Step 1: Recognise the radiological pattern.
The image shows fine, radiating spicules of new bone streaming outward from the cortex, like rays from the sun. This perpendicular spiculated periosteal reaction is described as a sunburst (sunray) appearance and is a classic aggressive bone-lesion sign, most associated with osteosarcoma.
Step 2: Why this pattern arises.
When a fast-growing tumour breaks through the cortex, it lays down bone along the stretched, lifted periosteal vessels, producing the radiating spicules seen here. The aggressive, perpendicular pattern distinguishes it from slower benign reactions.

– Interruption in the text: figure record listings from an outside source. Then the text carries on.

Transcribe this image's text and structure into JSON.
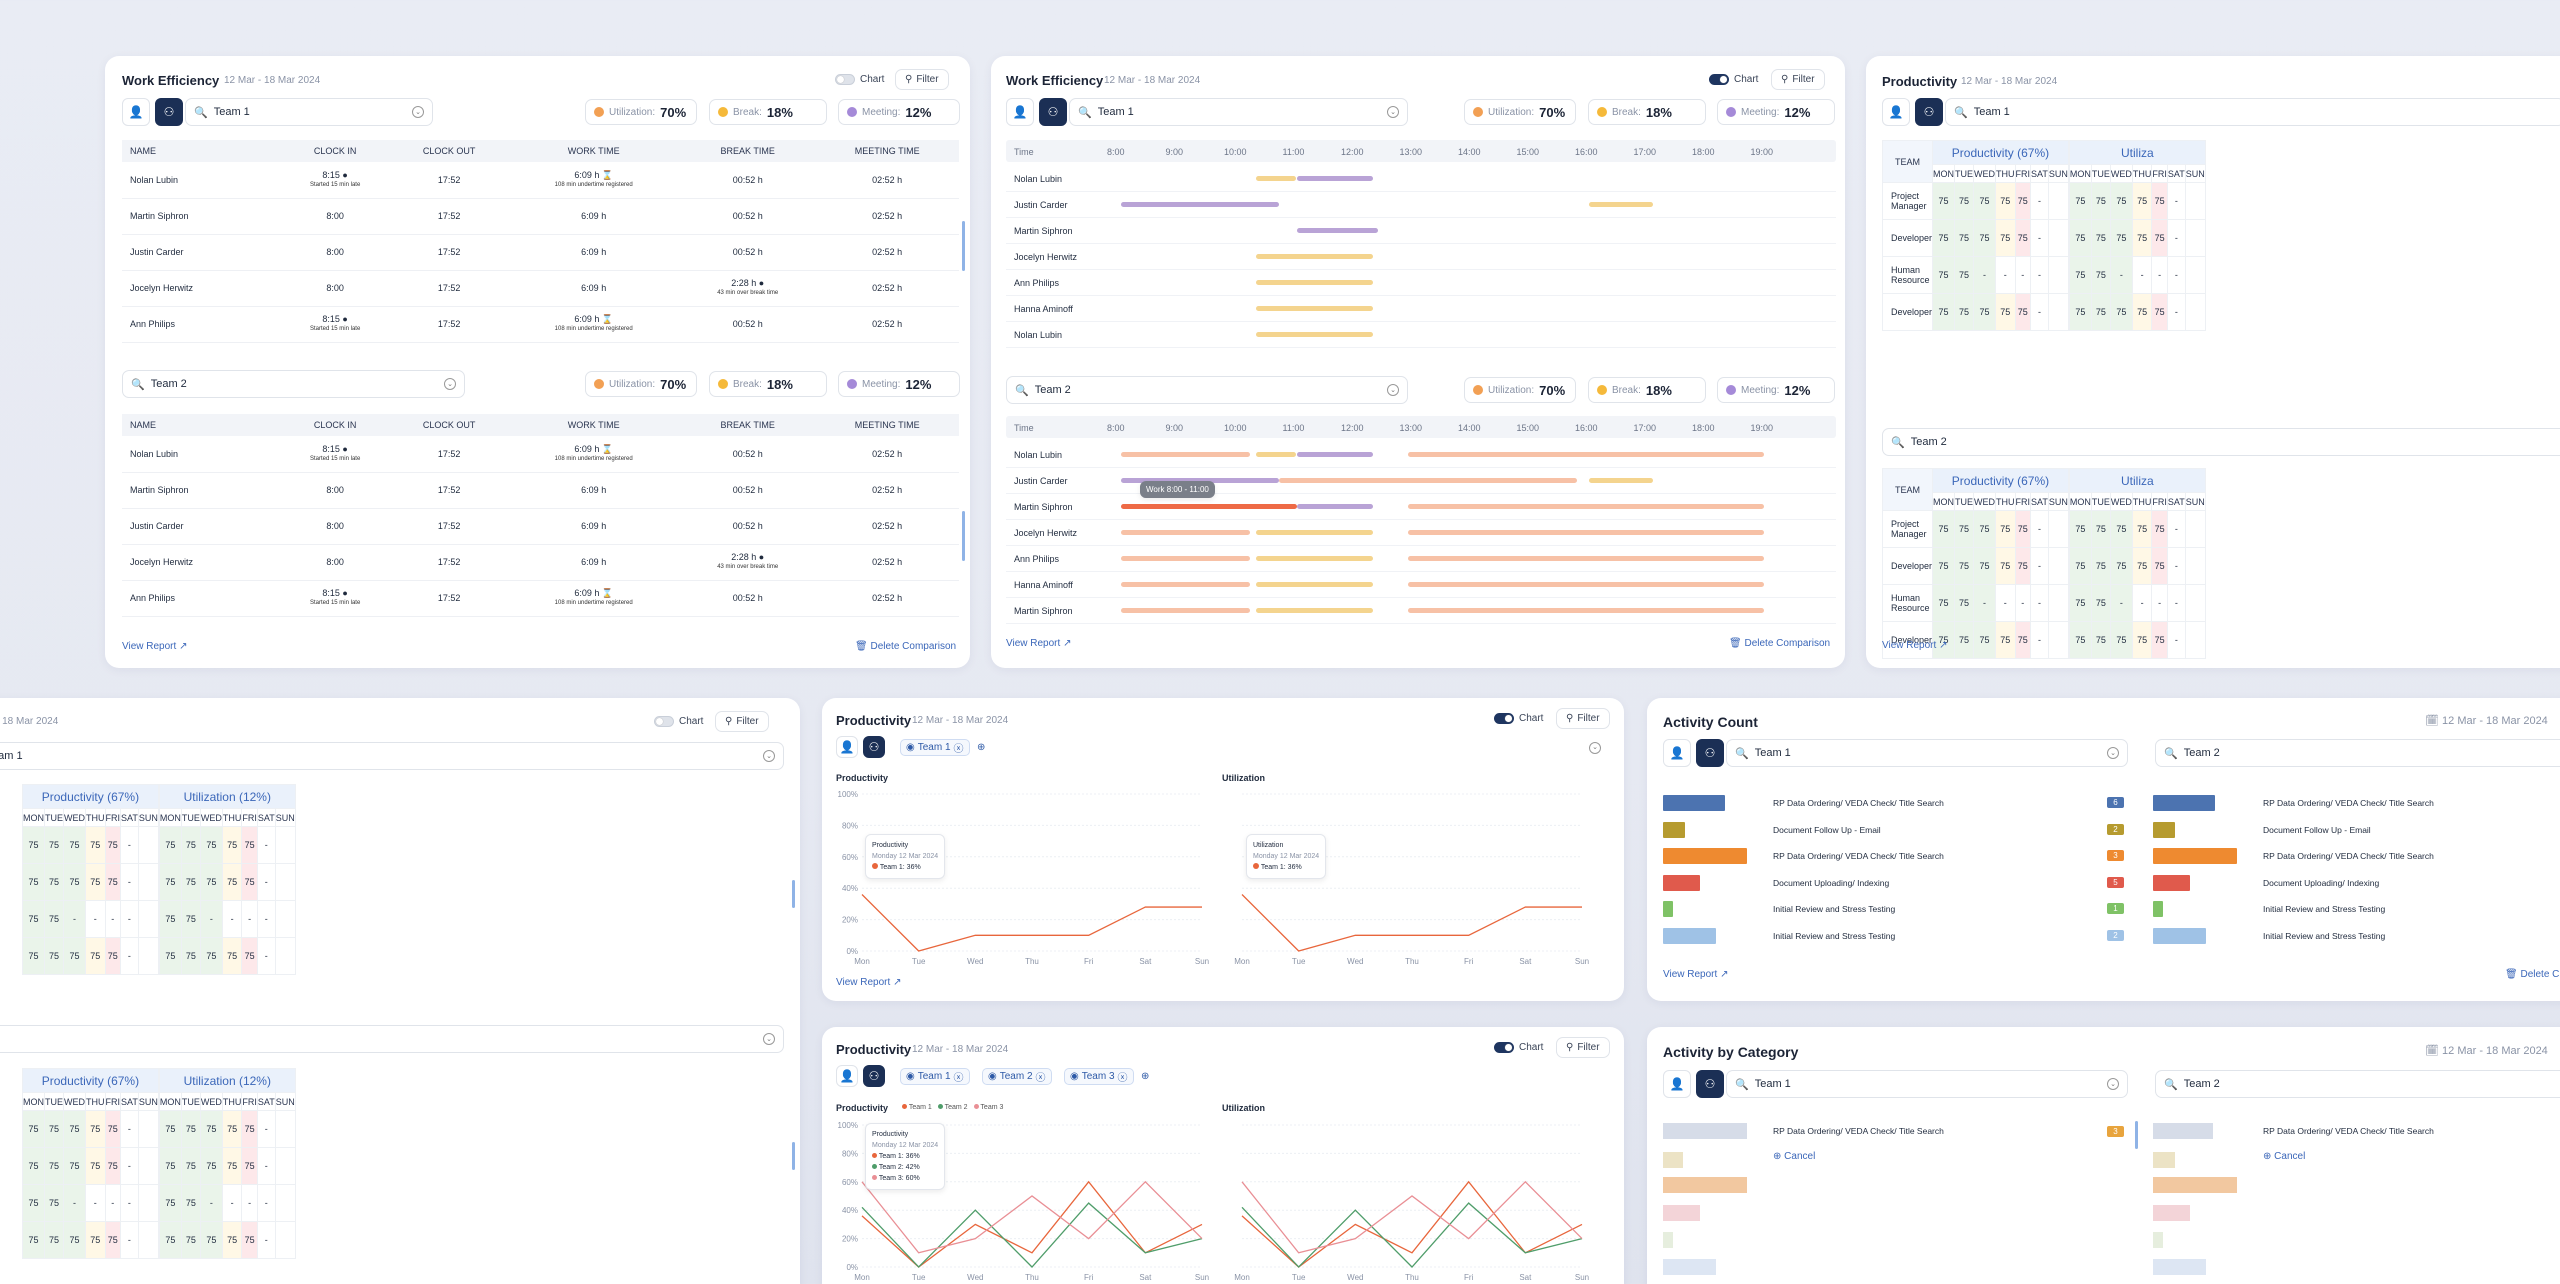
{
  "common": {
    "chart": "Chart",
    "filter": "Filter",
    "view_report": "View Report",
    "delete": "Delete Comparison",
    "date": "12 Mar - 18 Mar 2024",
    "team1": "Team 1",
    "team2": "Team 2",
    "team3": "Team 3",
    "util_label": "Utilization:",
    "util_val": "70%",
    "break_label": "Break:",
    "break_val": "18%",
    "meet_label": "Meeting:",
    "meet_val": "12%",
    "cancel": "Cancel",
    "delete_short": "Delete C"
  },
  "we1": {
    "title": "Work Efficiency",
    "cols": [
      "NAME",
      "CLOCK IN",
      "CLOCK OUT",
      "WORK TIME",
      "BREAK TIME",
      "MEETING TIME"
    ]
  },
  "names": [
    "Nolan Lubin",
    "Martin Siphron",
    "Justin Carder",
    "Jocelyn Herwitz",
    "Ann Philips"
  ],
  "we_vals": {
    "in": "8:00",
    "late": "8:15",
    "late_note": "Started 15 min late",
    "out": "17:52",
    "work": "6:09 h",
    "work_red": "6:09 h",
    "under": "108 min undertime registered",
    "brk": "00:52 h",
    "brk_over": "2:28 h",
    "over": "43 min over break time",
    "meet": "02:52 h"
  },
  "we2": {
    "title": "Work Efficiency",
    "time": "Time",
    "hours": [
      "8:00",
      "9:00",
      "10:00",
      "11:00",
      "12:00",
      "13:00",
      "14:00",
      "15:00",
      "16:00",
      "17:00",
      "18:00",
      "19:00"
    ],
    "team1_rows": [
      "Nolan Lubin",
      "Justin Carder",
      "Martin Siphron",
      "Jocelyn Herwitz",
      "Ann Philips",
      "Hanna Aminoff",
      "Nolan Lubin"
    ],
    "team2_rows": [
      "Nolan Lubin",
      "Justin Carder",
      "Martin Siphron",
      "Jocelyn Herwitz",
      "Ann Philips",
      "Hanna Aminoff",
      "Martin Siphron"
    ],
    "tooltip": "Work 8:00 - 11:00"
  },
  "prod": {
    "title": "Productivity",
    "team": "TEAM",
    "grp_prod": "Productivity (67%)",
    "grp_util": "Utilization (12%)",
    "grp_util_cut": "Utiliza",
    "days": [
      "MON",
      "TUE",
      "WED",
      "THU",
      "FRI",
      "SAT",
      "SUN"
    ],
    "roles": [
      "Project Manager",
      "Developer",
      "Human Resource",
      "Developer"
    ],
    "v": "75",
    "dash": "-"
  },
  "prod2": {
    "title": "Productivity",
    "yt": [
      "100%",
      "80%",
      "60%",
      "40%",
      "20%",
      "0%"
    ],
    "xt": [
      "Mon",
      "Tue",
      "Wed",
      "Thu",
      "Fri",
      "Sat",
      "Sun"
    ],
    "lp": "Productivity",
    "lu": "Utilization",
    "tip_title": "Productivity",
    "tip_date": "Monday 12 Mar 2024",
    "tip_t1": "Team 1: 36%",
    "tip_util": "Utilization",
    "tip_t2": "Team 2: 42%",
    "tip_t3": "Team 3: 60%",
    "legend": [
      "Team 1",
      "Team 2",
      "Team 3"
    ]
  },
  "act": {
    "title": "Activity Count",
    "title2": "Activity by Category",
    "items": [
      "RP Data Ordering/ VEDA Check/ Title Search",
      "Document Follow Up - Email",
      "RP Data Ordering/ VEDA Check/ Title Search",
      "Document Uploading/ Indexing",
      "Initial Review and Stress Testing",
      "Initial Review and Stress Testing"
    ],
    "counts": [
      "6",
      "2",
      "3",
      "5",
      "1",
      "2"
    ],
    "bold_count": "3"
  },
  "bl": {
    "date": "- 18 Mar 2024",
    "team": "eam 1"
  }
}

Step 3: Separate it from the other named reactions.
• Onion-skin appearance - concentric, multilayered periosteal lamellae (typical of Ewing sarcoma), not radiating rays, so it does not match.
• Codman's triangle - a triangular cuff of reactive bone where the elevated periosteum meets cortex; it is a localized angular lift, not the diffuse radiating spicules shown.
• Ground-glass appearance - a hazy, homogenous matrix (e.g., fibrous dysplasia), the opposite of the sharp radiating lines here.
Step 4: Conclude.
The radiating, sun-ray spicules identify the lesion as a sunburst appearance.
Final answer: Option 1 - Sunburst appearance.